Apr 7 2009
In 2007 and 2008 two groups of theoretical physicists (Hammer and Platter, and von Stecher, D'Incao, and Greene) predicted the existence of universal four-body states that are closely tied to Efimov trimer states. Now, a team of scientists of the Institute for Experimental Physics of the University of Innsbruck, Austria, has proven these states experimentally in an ultracold gas of cesium atoms. At particular energy separations from an Efimov state, they found two four-body loss resonances, which are a strong evidence for the existence of a pair of four-body states closely tied to Efimov trimers. "Ultracold atomic clouds provide a very good system to study these few-body phenomena in experiments", Francesca Ferlaino says, "because we are able to accurately control the interaction conditions and, thus, the separation between the particles."

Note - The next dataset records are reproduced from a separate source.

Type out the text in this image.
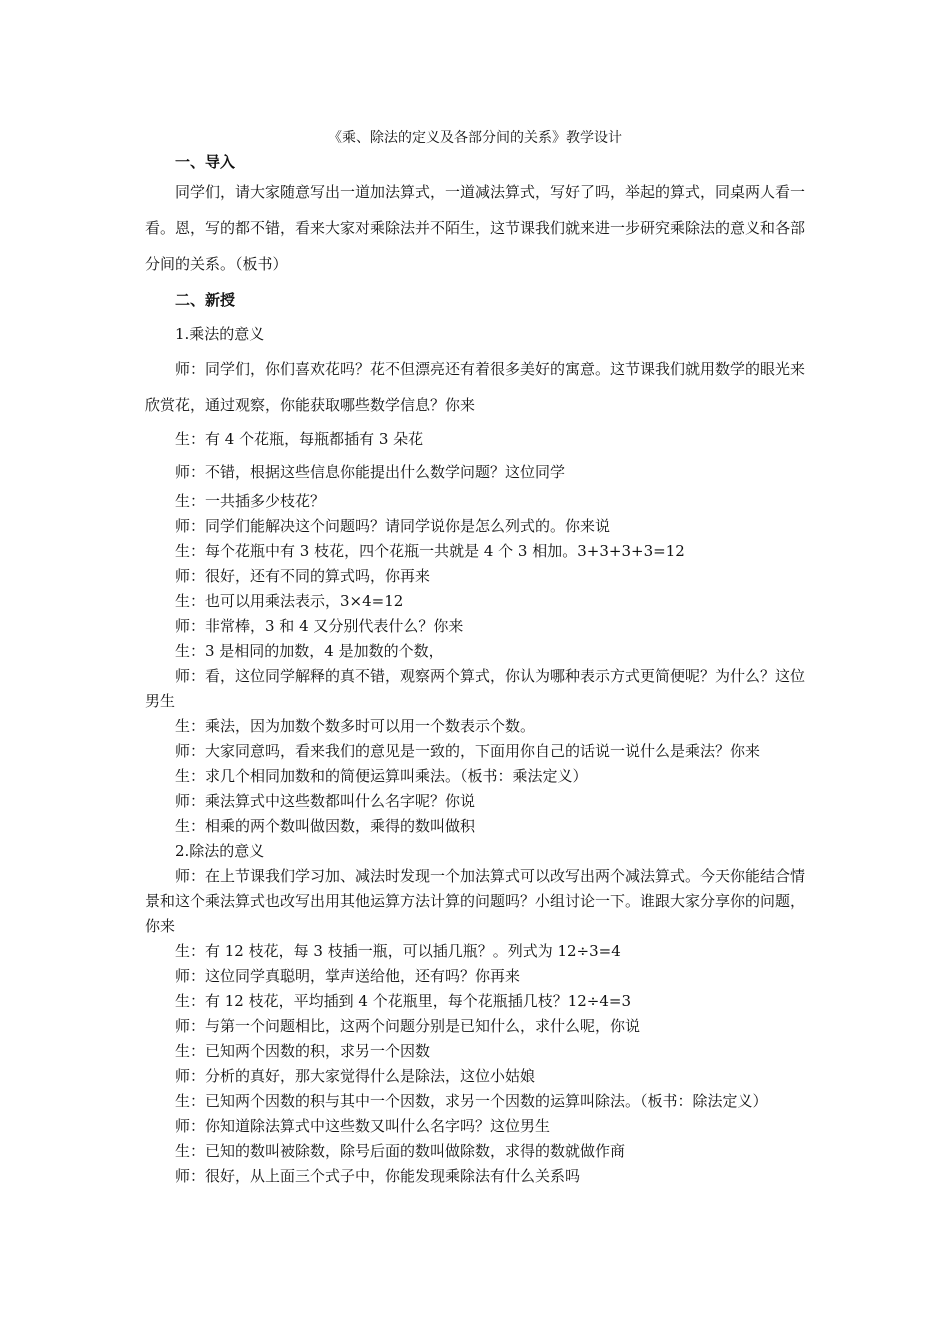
《乘、除法的定义及各部分间的关系》教学设计

一、导入

同学们，请大家随意写出一道加法算式，一道减法算式，写好了吗，举起的算式，同桌两人看一看。恩，写的都不错，看来大家对乘除法并不陌生，这节课我们就来进一步研究乘除法的意义和各部分间的关系。（板书）

二、新授

1.乘法的意义

师：同学们，你们喜欢花吗？花不但漂亮还有着很多美好的寓意。这节课我们就用数学的眼光来欣赏花，通过观察，你能获取哪些数学信息？你来

生：有 4 个花瓶，每瓶都插有 3 朵花

师：不错，根据这些信息你能提出什么数学问题？这位同学

生：一共插多少枝花？

师：同学们能解决这个问题吗？请同学说你是怎么列式的。你来说

生：每个花瓶中有 3 枝花，四个花瓶一共就是 4 个 3 相加。3+3+3+3=12

师：很好，还有不同的算式吗，你再来

生：也可以用乘法表示，3×4=12

师：非常棒，3 和 4 又分别代表什么？你来

生：3 是相同的加数，4 是加数的个数，

师：看，这位同学解释的真不错，观察两个算式，你认为哪种表示方式更简便呢？为什么？这位男生

生：乘法，因为加数个数多时可以用一个数表示个数。

师：大家同意吗，看来我们的意见是一致的，下面用你自己的话说一说什么是乘法？你来

生：求几个相同加数和的简便运算叫乘法。（板书：乘法定义）

师：乘法算式中这些数都叫什么名字呢？你说

生：相乘的两个数叫做因数，乘得的数叫做积

2.除法的意义

师：在上节课我们学习加、减法时发现一个加法算式可以改写出两个减法算式。今天你能结合情景和这个乘法算式也改写出用其他运算方法计算的问题吗？小组讨论一下。谁跟大家分享你的问题，你来

生：有 12 枝花，每 3 枝插一瓶，可以插几瓶？。列式为 12÷3=4

师：这位同学真聪明，掌声送给他，还有吗？你再来

生：有 12 枝花，平均插到 4 个花瓶里，每个花瓶插几枝？12÷4=3

师：与第一个问题相比，这两个问题分别是已知什么，求什么呢，你说

生：已知两个因数的积，求另一个因数

师：分析的真好，那大家觉得什么是除法，这位小姑娘

生：已知两个因数的积与其中一个因数，求另一个因数的运算叫除法。（板书：除法定义）

师：你知道除法算式中这些数又叫什么名字吗？这位男生

生：已知的数叫被除数，除号后面的数叫做除数，求得的数就做作商

师：很好，从上面三个式子中，你能发现乘除法有什么关系吗
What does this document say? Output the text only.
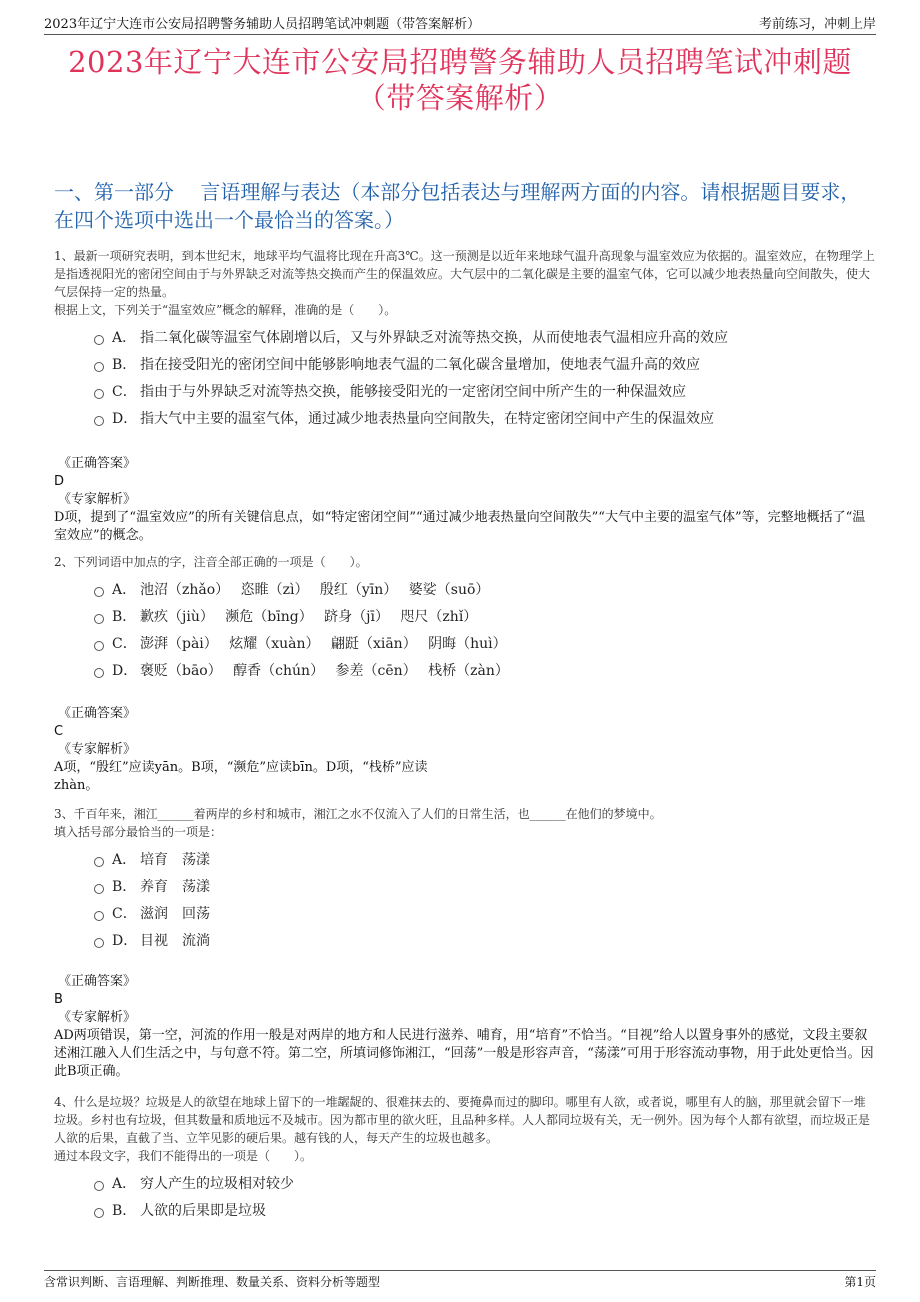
2023年辽宁大连市公安局招聘警务辅助人员招聘笔试冲刺题（带答案解析）	考前练习，冲刺上岸
2023年辽宁大连市公安局招聘警务辅助人员招聘笔试冲刺题
（带答案解析）
一、第一部分　 言语理解与表达（本部分包括表达与理解两方面的内容。请根据题目要求，在四个选项中选出一个最恰当的答案。）
1、最新一项研究表明，到本世纪末，地球平均气温将比现在升高3℃。这一预测是以近年来地球气温升高现象与温室效应为依据的。温室效应，在物理学上是指透视阳光的密闭空间由于与外界缺乏对流等热交换而产生的保温效应。大气层中的二氧化碳是主要的温室气体，它可以减少地表热量向空间散失，使大气层保持一定的热量。
根据上文，下列关于“温室效应”概念的解释，准确的是（　　）。
A． 指二氧化碳等温室气体剧增以后，又与外界缺乏对流等热交换，从而使地表气温相应升高的效应
B． 指在接受阳光的密闭空间中能够影响地表气温的二氧化碳含量增加，使地表气温升高的效应
C． 指由于与外界缺乏对流等热交换，能够接受阳光的一定密闭空间中所产生的一种保温效应
D． 指大气中主要的温室气体，通过减少地表热量向空间散失，在特定密闭空间中产生的保温效应
《正确答案》
D
《专家解析》
D项，提到了“温室效应”的所有关键信息点，如“特定密闭空间”“通过减少地表热量向空间散失”“大气中主要的温室气体”等，完整地概括了“温室效应”的概念。
2、下列词语中加点的字，注音全部正确的一项是（　　）。
A． 池沼（zhǎo）　 恣睢（zì）　 殷红（yīn）　 婆娑（suō）
B． 歉疚（jiù）　 濒危（bīng）　 跻身（jī）　 咫尺（zhǐ）
C． 澎湃（pài）　 炫耀（xuàn）　 翩跹（xiān）　 阴晦（huì）
D． 褒贬（bāo）　 醇香（chún）　 参差（cēn）　 栈桥（zàn）
《正确答案》
C
《专家解析》
A项，“殷红”应读yān。B项，“濒危”应读bīn。D项，“栈桥”应读zhàn。
3、千百年来，湘江______着两岸的乡村和城市，湘江之水不仅流入了人们的日常生活，也______在他们的梦境中。
填入括号部分最恰当的一项是：
A． 培育　荡漾
B． 养育　荡漾
C． 滋润　回荡
D． 目视　流淌
《正确答案》
B
《专家解析》
AD两项错误，第一空，河流的作用一般是对两岸的地方和人民进行滋养、哺育，用“培育”不恰当。“目视”给人以置身事外的感觉，文段主要叙述湘江融入人们生活之中，与句意不符。第二空，所填词修饰湘江，“回荡”一般是形容声音，“荡漾”可用于形容流动事物，用于此处更恰当。因此B项正确。
4、什么是垃圾？垃圾是人的欲望在地球上留下的一堆龌龊的、很难抹去的、要掩鼻而过的脚印。哪里有人欲，或者说，哪里有人的脑，那里就会留下一堆垃圾。乡村也有垃圾，但其数量和质地远不及城市。因为都市里的欲火旺，且品种多样。人人都同垃圾有关，无一例外。因为每个人都有欲望，而垃圾正是人欲的后果，直截了当、立竿见影的硬后果。越有钱的人，每天产生的垃圾也越多。
通过本段文字，我们不能得出的一项是（　　）。
A． 穷人产生的垃圾相对较少
B． 人欲的后果即是垃圾
含常识判断、言语理解、判断推理、数量关系、资料分析等题型	第1页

Few-body problems are among the most difficult ones in physics and for centuries the cleverest minds have been engaged in looking for solutions to the problems that arise in this field. Today it takes comprehensive experiments and an enormous numerical computing effort to solve the problems. The scientific world has now made an important step towards finding simple laws for the complex relations between several interacting objects.
The starting point was the discovery of the Russian physicist Vitali Efimov at the beginning of the 1970s, who predicted the existence of an infinite series of universal three-body quantum states. One of the remarkable properties is the fact that three particles bind to form a weakly bound entity – a trimer - while a dimer of the same particles is not formed. In 2006, 35 years after Efimov presented his paradigm, scientists led by Rudolf Grimm succeeded in proving the phenomenon experimentally and the research on Efimov states has now become a field of research in its own right in the physics of ultracold atoms.

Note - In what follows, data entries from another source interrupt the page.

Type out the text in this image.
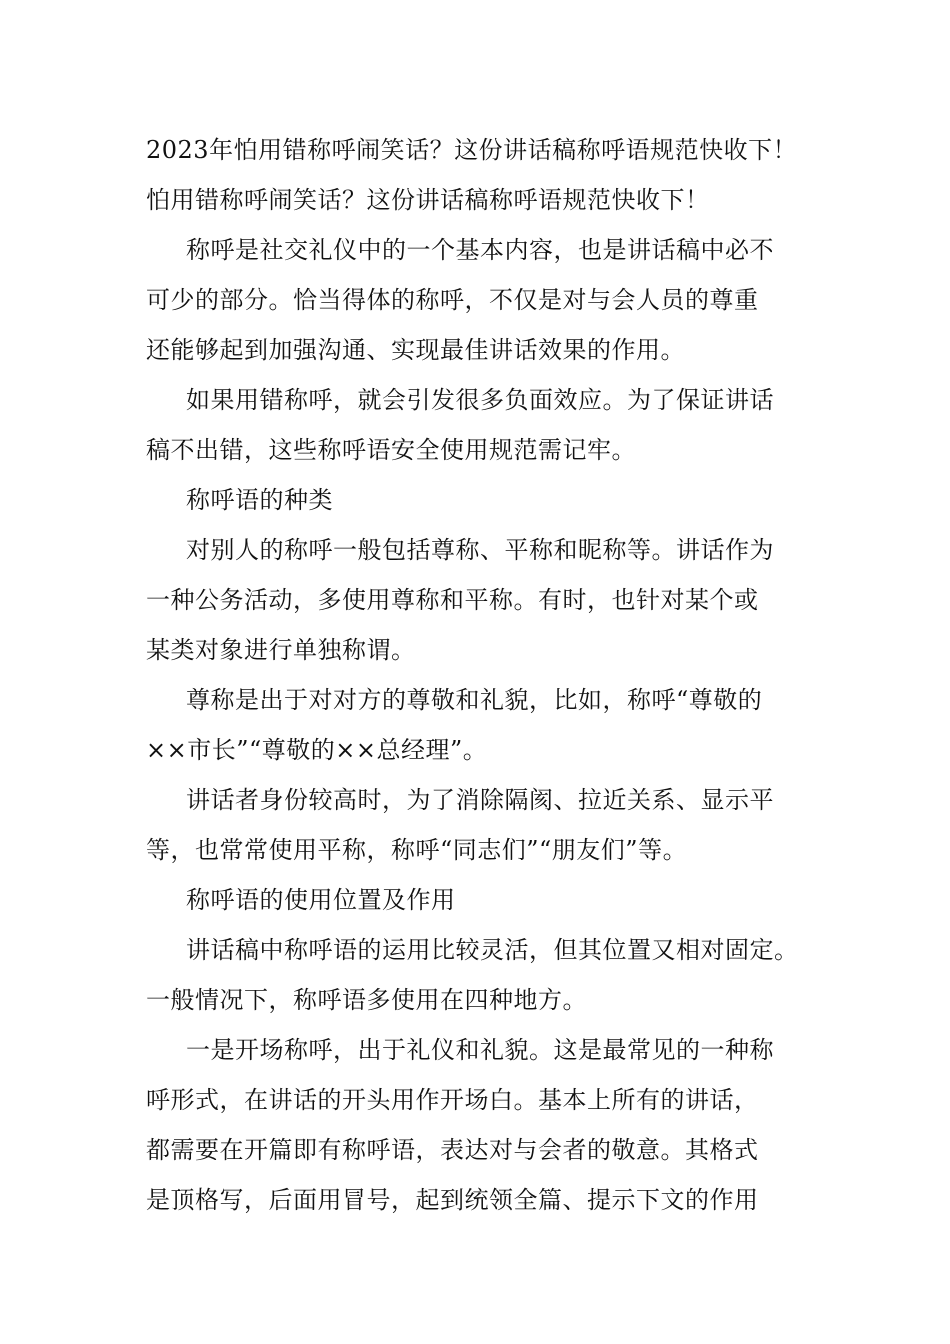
2023年怕用错称呼闹笑话？这份讲话稿称呼语规范快收下！
怕用错称呼闹笑话？这份讲话稿称呼语规范快收下！
称呼是社交礼仪中的一个基本内容，也是讲话稿中必不
可少的部分。恰当得体的称呼，不仅是对与会人员的尊重
还能够起到加强沟通、实现最佳讲话效果的作用。
如果用错称呼，就会引发很多负面效应。为了保证讲话
稿不出错，这些称呼语安全使用规范需记牢。
称呼语的种类
对别人的称呼一般包括尊称、平称和昵称等。讲话作为
一种公务活动，多使用尊称和平称。有时，也针对某个或
某类对象进行单独称谓。
尊称是出于对对方的尊敬和礼貌，比如，称呼“尊敬的
××市长”“尊敬的××总经理”。
讲话者身份较高时，为了消除隔阂、拉近关系、显示平
等，也常常使用平称，称呼“同志们”“朋友们”等。
称呼语的使用位置及作用
讲话稿中称呼语的运用比较灵活，但其位置又相对固定。
一般情况下，称呼语多使用在四种地方。
一是开场称呼，出于礼仪和礼貌。这是最常见的一种称
呼形式，在讲话的开头用作开场白。基本上所有的讲话，
都需要在开篇即有称呼语，表达对与会者的敬意。其格式
是顶格写，后面用冒号，起到统领全篇、提示下文的作用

The Innsbruck scientists report on their findings in the journal Physical Review Letters. The project is supported by the Austrian Science Fund (FWF). The successful Italian physicist Francesca Ferlaino, who has worked as a junior scientist in Rudolf Grimm's group for three years, is supported by the Lise-Meitner program of the Austrian Science Fund. She has started to establish her own research group at the Institute for Experimental Physics of the University of Innsbruck.